Genesis (Cliff Curtis) is fumbling homeless man. His backstory is mostly kept a mystery early on, but we do learn that he's a legendary chess player (nicknamed the titular The Dark Horse). Amidst his struggles, he finds purpose in teaching a local chess club for troubled kids, in hopes to take them to the championships games. All the while, he attempts to steer his nephew (played by James Rolleston, who starred in Taika Waititi's wonderful coming-of-age film Boy) away from a local gang.

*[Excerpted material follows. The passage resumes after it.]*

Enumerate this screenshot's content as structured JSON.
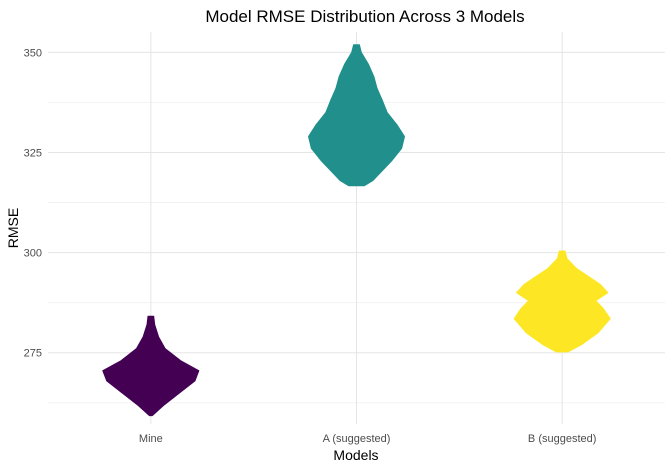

Shot very matter-of-factly with handheld camerawork, The Dark Horse carries a deep sense of clout and realism. Storywise, it feels like a gritty and heavier (and R-rated) version of a Disney underdog flick like the recent McFarland, USA or Million Dollar Arm. And that's not a bad thing. Layered with pathos, the tone successfully navigates between lines of feel-good and tragedy. The narrative deftly deals with some tough and affecting scenes of violence and bouts with mental illness, while also displaying glimmers of hope and determination for all the characters involved.

We're rooting for Gen in every single way, and it definitely helps that Cliff Curtis gives such an excellent tour de force performance. It's nuanced, emotional, and believable. He certainly earns the accolades. He also drops some of the best chess-applying-to-life monologues since "The Wire".

Much like Genesis Potini, this diamond in the rough of a film deserves a chance.